As many San O regulars know, for over 50 years, the San Onofre Nuclear Generating Station (SONGS) has occasionally released radioactive effluent into the ocean, just down the coastline from San Onofre State Beach, home to everyone’s favorite logging haunts as well as Trestles’ high-performance playground.
That particular stretch of coast sees nearly 2.5 million visitors a year, according to the California Department of Parks and Recreation, and many, if not most of them obviously find themselves in the water. Sounds like a problem, right?
Surfrider Foundation, which pushed Southern California Edison (SCE) to provide the public advanced notice of the batch releases of liquid effluent into the ocean (you can keep track here), recently published a discussion between their staff scientist Katie Day and marine radiochemist Dr. Ken Buesseler about just how much these batch releases should concern people.
“Most people don’t realize it, but the ocean already contains many of these same radioactive contaminants left over from atmospheric fallout from nuclear weapons testing from the 1950s to ‘60s,” says Dr. Buesseler, who founded the Center for Marine and Environmental Radioactivity (CMER) at the Woods Hole Oceanographic Institution (WHOI). “For background, the highest value recorded off the California coast was 8 Bq (Becquerel) /m3 [one Becquerel is one decay event per second, and one cubic meter is about 260 gallons of water] at Scripps Pier in La Jolla in 1961.”
It turns out that, according to the reported amount of effluence—0.06-0.1 Bq/m3—we’re looking at about one-twentieth the concentration of radioactive contamination that already exists within the surface waters of the West Coast. Buesseler says that even if you were to surf or swim at San O every day for the rest of your life, or better yet for 100 years straight, it would result in “an additional dose that is more than 10 times smaller than the radiation we receive with a single dental x-ray.” Unless, of course, the levels being self-reported by SCE aren’t actually the levels being discharged.
Buesseler says that WHOI has conducted only one test in the last several years of a SONGS discharge, which is released 1.1 miles offshore. The good news is that if you really want to double check SCE’s numbers, you can collect 5 gallons of water nearby before, during, and after a known discharge, and ship it to Buesseler’s lab. “Ocean sampling for cesium-137 [the easiest radioactive contaminant to monitor] is available via OurRadioactiveOcean.org if a group of local citizen scientists want to help collect the 5 gallons needed to detect cesium-137 and crowd-fund to help pay for analyses at our research facility at WHOI.” The price tag is unfortunately steep, costing $550 per sample.

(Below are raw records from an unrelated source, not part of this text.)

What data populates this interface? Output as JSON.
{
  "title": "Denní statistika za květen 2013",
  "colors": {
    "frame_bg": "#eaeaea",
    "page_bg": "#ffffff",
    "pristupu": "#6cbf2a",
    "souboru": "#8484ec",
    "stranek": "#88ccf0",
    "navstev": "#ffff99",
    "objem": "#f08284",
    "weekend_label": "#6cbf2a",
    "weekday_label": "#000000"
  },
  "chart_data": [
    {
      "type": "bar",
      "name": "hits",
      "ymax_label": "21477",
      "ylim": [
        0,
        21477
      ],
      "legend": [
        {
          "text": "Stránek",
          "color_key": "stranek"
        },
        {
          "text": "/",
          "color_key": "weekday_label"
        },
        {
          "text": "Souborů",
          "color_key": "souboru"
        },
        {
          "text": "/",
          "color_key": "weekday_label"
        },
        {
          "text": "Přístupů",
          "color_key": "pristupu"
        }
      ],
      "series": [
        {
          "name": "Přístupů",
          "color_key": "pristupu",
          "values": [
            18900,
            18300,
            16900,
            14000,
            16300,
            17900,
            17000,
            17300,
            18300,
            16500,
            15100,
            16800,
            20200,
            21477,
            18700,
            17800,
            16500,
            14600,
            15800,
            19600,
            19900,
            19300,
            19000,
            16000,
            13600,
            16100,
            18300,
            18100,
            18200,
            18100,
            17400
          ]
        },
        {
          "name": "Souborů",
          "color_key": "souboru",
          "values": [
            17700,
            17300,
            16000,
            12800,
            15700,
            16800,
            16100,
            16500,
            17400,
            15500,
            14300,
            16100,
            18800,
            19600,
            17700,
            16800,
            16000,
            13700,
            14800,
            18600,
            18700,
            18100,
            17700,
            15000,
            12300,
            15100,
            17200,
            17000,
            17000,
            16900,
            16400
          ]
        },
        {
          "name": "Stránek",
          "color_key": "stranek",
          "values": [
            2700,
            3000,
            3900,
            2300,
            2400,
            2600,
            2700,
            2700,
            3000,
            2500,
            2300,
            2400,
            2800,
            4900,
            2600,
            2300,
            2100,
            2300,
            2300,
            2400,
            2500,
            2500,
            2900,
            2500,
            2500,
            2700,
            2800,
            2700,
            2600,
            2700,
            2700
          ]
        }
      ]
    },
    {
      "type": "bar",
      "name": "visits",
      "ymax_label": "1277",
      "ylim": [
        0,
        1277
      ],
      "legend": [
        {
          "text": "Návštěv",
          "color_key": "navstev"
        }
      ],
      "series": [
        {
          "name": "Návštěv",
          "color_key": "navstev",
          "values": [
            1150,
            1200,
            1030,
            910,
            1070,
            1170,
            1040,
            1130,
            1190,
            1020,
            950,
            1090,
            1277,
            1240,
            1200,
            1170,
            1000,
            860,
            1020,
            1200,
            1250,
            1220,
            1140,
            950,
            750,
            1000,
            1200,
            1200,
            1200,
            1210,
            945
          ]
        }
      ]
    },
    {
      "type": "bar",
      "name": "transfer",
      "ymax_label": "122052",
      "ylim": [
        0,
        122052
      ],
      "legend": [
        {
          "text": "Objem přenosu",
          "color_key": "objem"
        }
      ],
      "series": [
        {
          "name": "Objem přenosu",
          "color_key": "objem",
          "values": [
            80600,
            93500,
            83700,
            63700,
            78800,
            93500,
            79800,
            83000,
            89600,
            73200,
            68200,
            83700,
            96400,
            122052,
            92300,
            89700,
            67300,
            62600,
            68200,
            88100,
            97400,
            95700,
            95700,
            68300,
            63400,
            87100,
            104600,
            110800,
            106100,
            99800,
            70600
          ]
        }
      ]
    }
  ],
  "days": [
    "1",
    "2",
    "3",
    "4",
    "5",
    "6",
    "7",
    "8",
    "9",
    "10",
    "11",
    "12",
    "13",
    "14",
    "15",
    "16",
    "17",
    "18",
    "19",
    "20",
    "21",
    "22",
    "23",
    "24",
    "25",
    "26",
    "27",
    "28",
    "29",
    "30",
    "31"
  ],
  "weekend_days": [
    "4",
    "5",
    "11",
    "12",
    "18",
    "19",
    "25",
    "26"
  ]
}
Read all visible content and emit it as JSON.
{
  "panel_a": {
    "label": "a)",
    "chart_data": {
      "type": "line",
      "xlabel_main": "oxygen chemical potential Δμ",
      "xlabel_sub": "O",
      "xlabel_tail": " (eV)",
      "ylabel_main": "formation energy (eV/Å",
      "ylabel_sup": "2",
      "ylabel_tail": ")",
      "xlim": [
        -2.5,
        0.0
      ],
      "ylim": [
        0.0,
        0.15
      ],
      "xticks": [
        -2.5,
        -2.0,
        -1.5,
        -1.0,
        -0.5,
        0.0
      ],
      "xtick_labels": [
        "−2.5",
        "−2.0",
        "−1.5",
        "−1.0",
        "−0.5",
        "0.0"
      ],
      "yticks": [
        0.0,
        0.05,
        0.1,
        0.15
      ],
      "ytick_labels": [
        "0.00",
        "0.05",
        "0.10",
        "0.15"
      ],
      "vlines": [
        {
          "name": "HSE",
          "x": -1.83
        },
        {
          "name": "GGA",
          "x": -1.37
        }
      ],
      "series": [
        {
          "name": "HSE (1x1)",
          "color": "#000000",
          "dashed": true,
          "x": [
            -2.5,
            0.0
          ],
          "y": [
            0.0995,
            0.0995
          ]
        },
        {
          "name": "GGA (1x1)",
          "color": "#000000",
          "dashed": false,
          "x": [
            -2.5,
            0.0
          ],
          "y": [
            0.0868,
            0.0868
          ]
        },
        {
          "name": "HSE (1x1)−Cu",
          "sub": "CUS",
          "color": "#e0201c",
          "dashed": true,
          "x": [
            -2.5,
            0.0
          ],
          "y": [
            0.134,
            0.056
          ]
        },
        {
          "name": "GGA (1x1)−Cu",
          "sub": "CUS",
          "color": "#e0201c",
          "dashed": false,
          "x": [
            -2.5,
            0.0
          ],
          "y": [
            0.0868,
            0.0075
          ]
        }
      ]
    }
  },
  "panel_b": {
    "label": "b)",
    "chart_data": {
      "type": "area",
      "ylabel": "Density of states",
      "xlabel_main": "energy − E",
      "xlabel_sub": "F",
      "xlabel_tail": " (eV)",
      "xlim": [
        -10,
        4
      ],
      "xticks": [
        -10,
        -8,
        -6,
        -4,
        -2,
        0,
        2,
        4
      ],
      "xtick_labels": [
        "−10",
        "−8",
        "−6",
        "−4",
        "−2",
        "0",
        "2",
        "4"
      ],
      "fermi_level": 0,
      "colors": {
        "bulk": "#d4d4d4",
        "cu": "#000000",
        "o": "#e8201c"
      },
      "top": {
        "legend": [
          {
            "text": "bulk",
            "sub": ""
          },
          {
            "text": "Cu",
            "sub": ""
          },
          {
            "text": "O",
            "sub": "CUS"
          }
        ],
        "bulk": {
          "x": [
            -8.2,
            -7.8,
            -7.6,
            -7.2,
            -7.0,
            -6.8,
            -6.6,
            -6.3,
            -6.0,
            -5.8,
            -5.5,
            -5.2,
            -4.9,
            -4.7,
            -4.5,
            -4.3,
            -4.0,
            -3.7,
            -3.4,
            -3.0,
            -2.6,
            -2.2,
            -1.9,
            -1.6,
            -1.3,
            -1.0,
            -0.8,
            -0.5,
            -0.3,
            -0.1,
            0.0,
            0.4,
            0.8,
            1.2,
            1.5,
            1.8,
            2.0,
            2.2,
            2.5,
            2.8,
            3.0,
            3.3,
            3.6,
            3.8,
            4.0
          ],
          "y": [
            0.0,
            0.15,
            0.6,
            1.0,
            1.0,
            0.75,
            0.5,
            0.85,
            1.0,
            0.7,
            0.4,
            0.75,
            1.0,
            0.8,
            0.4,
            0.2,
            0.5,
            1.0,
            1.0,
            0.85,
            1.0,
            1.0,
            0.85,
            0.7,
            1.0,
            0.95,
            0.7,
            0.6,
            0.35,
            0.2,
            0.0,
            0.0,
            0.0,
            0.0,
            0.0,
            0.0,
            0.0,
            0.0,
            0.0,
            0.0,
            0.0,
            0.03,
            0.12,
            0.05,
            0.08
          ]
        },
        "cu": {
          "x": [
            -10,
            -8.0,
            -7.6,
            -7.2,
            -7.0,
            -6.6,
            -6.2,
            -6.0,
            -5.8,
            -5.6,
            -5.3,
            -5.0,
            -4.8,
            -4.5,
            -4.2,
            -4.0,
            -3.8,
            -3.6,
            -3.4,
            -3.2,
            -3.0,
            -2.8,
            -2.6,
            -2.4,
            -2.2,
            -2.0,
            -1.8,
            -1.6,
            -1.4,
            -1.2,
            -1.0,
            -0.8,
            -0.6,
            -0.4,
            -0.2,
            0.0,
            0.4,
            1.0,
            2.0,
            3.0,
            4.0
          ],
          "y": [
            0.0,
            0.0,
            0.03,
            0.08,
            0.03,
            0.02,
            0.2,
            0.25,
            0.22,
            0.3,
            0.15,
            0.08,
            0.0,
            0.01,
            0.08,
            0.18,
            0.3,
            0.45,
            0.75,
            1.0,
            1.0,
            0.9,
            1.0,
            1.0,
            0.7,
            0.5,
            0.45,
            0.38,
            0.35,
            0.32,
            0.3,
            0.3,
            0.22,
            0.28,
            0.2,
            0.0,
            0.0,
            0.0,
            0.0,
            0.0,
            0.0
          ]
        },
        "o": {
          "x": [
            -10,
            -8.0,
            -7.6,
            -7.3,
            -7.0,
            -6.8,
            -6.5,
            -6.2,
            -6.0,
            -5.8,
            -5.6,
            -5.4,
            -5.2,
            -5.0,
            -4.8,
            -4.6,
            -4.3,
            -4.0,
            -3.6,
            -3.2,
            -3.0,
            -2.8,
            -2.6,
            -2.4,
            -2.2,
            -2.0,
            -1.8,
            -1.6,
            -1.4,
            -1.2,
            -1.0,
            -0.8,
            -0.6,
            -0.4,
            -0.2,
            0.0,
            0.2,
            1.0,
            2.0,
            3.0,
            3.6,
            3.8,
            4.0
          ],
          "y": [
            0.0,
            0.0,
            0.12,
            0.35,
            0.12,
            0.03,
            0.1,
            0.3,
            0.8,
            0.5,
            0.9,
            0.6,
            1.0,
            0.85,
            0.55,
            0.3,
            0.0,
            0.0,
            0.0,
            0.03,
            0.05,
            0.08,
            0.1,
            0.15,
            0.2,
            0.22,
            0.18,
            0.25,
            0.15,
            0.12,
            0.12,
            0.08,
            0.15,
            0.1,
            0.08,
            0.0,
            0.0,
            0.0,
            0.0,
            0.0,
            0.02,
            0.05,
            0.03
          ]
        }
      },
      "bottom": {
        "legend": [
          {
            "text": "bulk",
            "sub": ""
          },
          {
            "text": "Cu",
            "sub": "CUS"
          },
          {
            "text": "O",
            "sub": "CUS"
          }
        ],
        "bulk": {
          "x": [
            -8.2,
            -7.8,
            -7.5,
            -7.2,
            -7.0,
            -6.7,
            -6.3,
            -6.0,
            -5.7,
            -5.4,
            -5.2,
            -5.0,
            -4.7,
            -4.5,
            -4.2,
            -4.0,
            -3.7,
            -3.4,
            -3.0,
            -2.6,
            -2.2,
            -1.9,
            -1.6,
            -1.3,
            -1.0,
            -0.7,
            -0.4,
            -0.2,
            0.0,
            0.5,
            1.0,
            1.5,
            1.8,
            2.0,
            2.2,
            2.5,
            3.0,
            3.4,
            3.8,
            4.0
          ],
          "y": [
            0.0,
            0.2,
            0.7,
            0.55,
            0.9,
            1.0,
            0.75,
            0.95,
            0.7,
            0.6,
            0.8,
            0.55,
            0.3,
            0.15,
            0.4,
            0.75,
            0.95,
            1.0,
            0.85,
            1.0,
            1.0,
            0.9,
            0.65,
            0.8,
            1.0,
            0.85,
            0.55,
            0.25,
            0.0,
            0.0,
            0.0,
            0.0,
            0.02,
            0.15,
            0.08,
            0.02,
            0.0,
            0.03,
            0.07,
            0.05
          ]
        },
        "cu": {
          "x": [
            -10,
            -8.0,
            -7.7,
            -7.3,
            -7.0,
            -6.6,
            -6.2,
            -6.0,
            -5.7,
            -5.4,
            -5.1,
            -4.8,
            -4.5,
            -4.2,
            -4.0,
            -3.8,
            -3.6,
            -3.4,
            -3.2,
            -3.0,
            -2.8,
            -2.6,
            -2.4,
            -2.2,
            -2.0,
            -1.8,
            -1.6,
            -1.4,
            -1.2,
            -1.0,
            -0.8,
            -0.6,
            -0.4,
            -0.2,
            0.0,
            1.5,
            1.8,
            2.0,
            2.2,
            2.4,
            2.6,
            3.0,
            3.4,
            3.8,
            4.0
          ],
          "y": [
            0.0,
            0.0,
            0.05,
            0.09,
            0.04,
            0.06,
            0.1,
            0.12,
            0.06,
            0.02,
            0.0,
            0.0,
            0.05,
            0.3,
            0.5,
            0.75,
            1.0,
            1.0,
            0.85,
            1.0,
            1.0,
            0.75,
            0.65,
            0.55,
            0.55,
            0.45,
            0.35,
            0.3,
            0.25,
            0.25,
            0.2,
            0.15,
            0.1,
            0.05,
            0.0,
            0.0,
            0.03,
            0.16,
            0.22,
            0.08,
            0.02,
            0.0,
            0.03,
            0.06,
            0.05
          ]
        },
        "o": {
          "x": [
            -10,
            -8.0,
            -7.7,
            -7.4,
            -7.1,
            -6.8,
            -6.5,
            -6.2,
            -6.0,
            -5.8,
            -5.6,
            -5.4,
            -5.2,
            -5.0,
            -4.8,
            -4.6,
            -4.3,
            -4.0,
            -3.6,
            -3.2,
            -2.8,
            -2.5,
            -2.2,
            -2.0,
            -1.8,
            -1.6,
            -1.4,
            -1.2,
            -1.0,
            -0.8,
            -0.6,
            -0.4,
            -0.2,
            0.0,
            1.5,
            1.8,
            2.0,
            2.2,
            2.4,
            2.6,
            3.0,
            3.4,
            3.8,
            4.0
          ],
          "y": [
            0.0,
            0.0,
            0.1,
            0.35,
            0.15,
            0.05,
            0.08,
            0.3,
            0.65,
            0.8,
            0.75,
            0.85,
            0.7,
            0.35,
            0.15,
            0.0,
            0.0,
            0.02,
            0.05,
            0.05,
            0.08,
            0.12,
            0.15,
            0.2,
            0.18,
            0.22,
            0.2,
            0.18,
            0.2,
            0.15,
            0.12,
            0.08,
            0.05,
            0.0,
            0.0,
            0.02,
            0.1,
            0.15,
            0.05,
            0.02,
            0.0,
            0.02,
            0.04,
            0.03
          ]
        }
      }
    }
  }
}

As far as the effect this radioactive effluent has on seafood caught in the area, Buesseler sees no cause for concern (though it’s best to check with California’s Office of Environmental Health Hazard Assessment for a bevy of other reasons). Buesseler told Surfrider that, “[G]iven the levels in the ocean today, [WHOI] would not expect there to be a concern either for humans consuming seafood near the outfall or for the health of marine life near the outfall.” Even using Japan’s threshold for cesium-137 levels, which are reportedly the most stringent (100 Bq/kg), the levels of cesium-137 being reported aren’t high enough to be considered unsafe.
So, if you find yourself so lucky, you’re probably safe to keep surfing San O on the daily, save for the usual hazards associated with having hundreds of people on heavily-glassed logs jockeying for waves. But, of course, having a group of surfing citizen scientists collect some samples for WHOI for more thorough, objective analysis would surely help everyone sleep better as well.